Someday my children will appreciate Saturday mornings. Right now 6:30 is sleeping in. Crazy people.
Having Beckham crawl in bed with me in the morning is like what I imagine it to be like when one is on drugs. I can’t get enough and it makes me so happy.
Laundry really never ends.
Grocery shopping alone feels productive.
Beckham’s face is the the most delicious thing in the world.
Having Dad sick on a Saturday is like a wasted Saturday. Major bummer.
Seneca can not talk quietly. I truly believe that she thinks everything she has to say is so dang important, that it needs to be loud. She is animated- her eyes, her whole face, her hands… they all talk when she has something to say.
Cooper is going through a phase. At least that’s what I tell myself. He has long stretches of the day when he is super silly, and it is contagious. It is fun to see them all happy together, but when it’s bedtime, it’s bedtime and it needs to stop. We’re working on that part. At least he saves it for home. I tell myself that’s a good thing too.

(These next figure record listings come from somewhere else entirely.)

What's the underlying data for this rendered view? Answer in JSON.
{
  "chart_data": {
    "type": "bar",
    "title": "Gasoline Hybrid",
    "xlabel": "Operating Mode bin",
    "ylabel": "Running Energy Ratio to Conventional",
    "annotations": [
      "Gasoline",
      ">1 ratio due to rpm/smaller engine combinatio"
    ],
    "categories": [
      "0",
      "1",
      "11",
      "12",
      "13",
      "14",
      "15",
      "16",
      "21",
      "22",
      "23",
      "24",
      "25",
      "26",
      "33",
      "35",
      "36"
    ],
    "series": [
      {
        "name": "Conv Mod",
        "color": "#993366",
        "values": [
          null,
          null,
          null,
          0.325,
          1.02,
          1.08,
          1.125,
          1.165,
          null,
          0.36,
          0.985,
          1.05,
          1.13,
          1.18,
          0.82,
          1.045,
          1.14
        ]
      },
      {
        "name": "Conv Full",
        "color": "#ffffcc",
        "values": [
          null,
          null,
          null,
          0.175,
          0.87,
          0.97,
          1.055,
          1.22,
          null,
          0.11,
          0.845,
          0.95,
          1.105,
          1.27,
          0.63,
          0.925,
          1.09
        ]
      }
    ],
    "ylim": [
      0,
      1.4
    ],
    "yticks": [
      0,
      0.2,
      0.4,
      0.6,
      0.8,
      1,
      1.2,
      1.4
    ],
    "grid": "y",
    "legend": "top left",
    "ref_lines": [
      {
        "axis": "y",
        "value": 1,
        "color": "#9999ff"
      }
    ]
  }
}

We saw some Native dancing last night and my kids loved it. They were enthralled with the drums, the fast footwork and the costumes. It was fun to see them totally engaged in that cultural activity. It is nice that they are old enough that it doesn’t stress me out to do stuff like that with them. We went to eat the night before, just the 4 of us, and it was the same way- they are old enough to handle themselves and be fun. I need to soak that up before there is another little body to think about.
There was dog talk around here a while ago. I stopped it in its tracks. But it’s back on my mind. Is it time?? That was rhetorical. Do not answer if you do not have something positive to say.